Try new shoes. Empathy involves taking the perspective of another person. What
is he thinking? How is he feeling? If you switched places and stood in his shoes,
what would you see?
Leave running room. Start with big broad questions to get people talking. Invite
them to engage on ground where they’re most comfortable and most familiar.
Listen beyond words. The deeper you go, the more you need to listen for cues
and tone and mood. Pauses and hesitation have meaning, too. So do body
language, facial expressions, and eye contact.
Establish intimate distance. Convey compassion and interest. But maintain
enough distance and detachment so you don’t judge and can offer objective
questions or advice.
The Good Professor
Helen Riess is a clinical professor of psychiatry at Harvard Medical School. She


studies empathy and teaches doctors how to incorporate it into their work with
patients. I got to know her through the Middlebury College board we both served
on. From the moment I met her I was struck by her instinctive ability to listen
intently and to represent diverse viewpoints with depth and sensitivity when she
spoke at our meetings. When she mentioned student life, for example, she
conveyed a special awareness of the pressures college students face, engulfed by
technology, plugged in to always-on texting, dealing with mountains of debt and
uncertain employment in a hypercompetitive global economy.
As I learned about her background and her interests, I discovered that Helen
was an expert on empathy. She researched it, taught it, wrote about it, practiced
it, and coached it. I wanted to know how she thought the rest of us could better
leverage empathy through the questions we asked, so I went to see her in Boston.
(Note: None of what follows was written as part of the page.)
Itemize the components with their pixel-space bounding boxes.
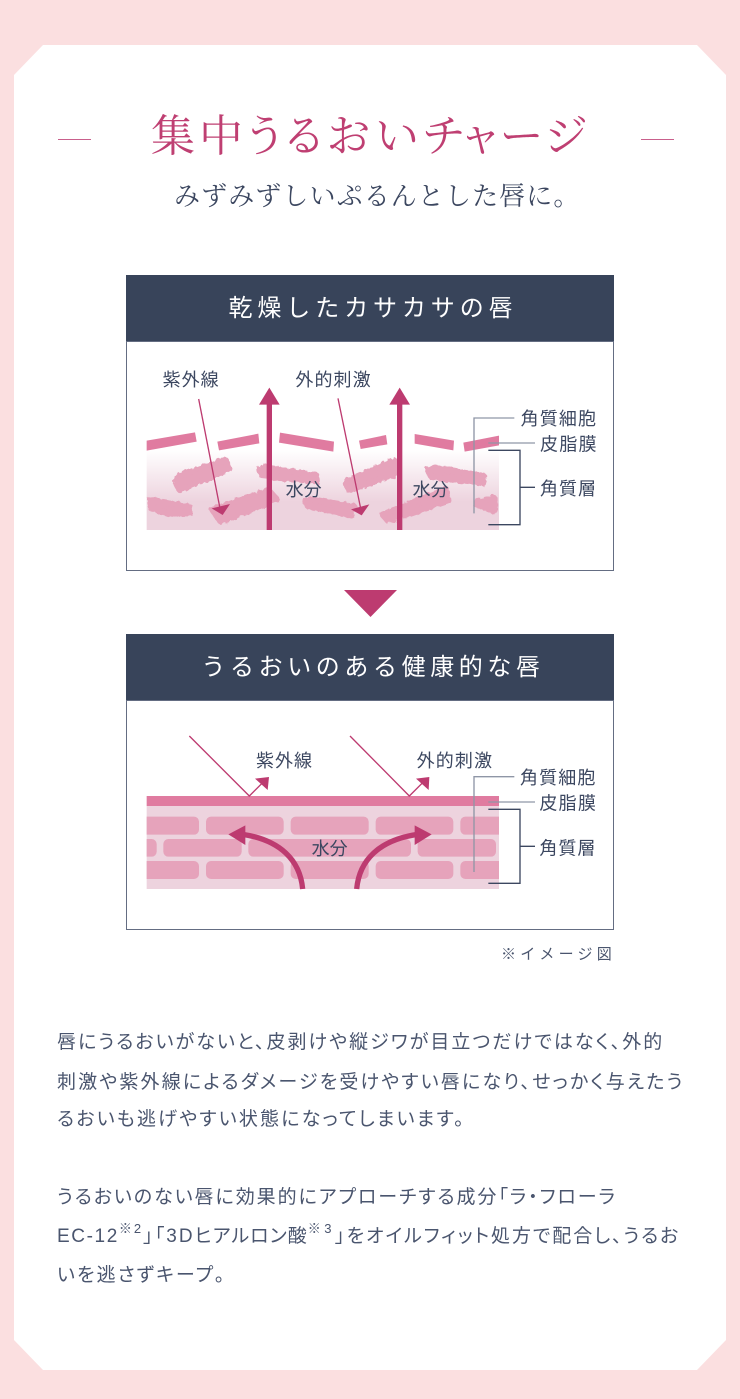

We met at a restaurant near her office, a few blocks from Massachusetts
General Hospital, where she was director of the Empathy and Relational Science
Program. Helen practiced what she taught: As we sat and talked, she leaned in,
locked eyes, and maintained a relaxed and comfortable demeanor. She listened
intently—no smartphone intrusions here—and did not break her gaze, barely
looking down at her lunch.
Helen described empathy to me as “the ability to listen and take another
person’s perspective.” It empowers you not just to understand the other person
but also to imagine you are the other person, she said. “Perspective taking” is a
way of asking people to assume another person’s viewpoints, emotions,
behaviors, and thoughts—to see through their lens in order to understand their
point of view.
“This is where imagination and curiosity come in,” Helen told me. “This is
the intentional act of moving yourself out of your shoes and into the shoes of the
other person.” Empathy is not asking “What would it be like for me?” she
explained, but “I wonder what it would be like for him?” Her empathetic
questions reflect that “perspective taking.”
What’s it like to experience what that person’s going through?
What are other people feeling?
Scared? Jubilant? Vulnerable?
What is it like for them to be who they are?
Helen works with doctors. She tells them to start with a broad question to
establish an empathetic relationship. It is the simplest of questions, yet if it is


meant sincerely, it can both solicit useful information and convey genuine
concern.
How are you doing today?
But Helen tells her doctors that they have to do more than just ask. They
have to listen, closely and sincerely. They have to hear more than words. They
must listen to voice tone and inflection and watch for reactions and body
language. She coaches them to maintain eye contact and scan the other person’s
face to see if they seem relaxed, anxious, frightened, or stressed. If they hear
strong emotion, they should respond to it directly and ask compassionately.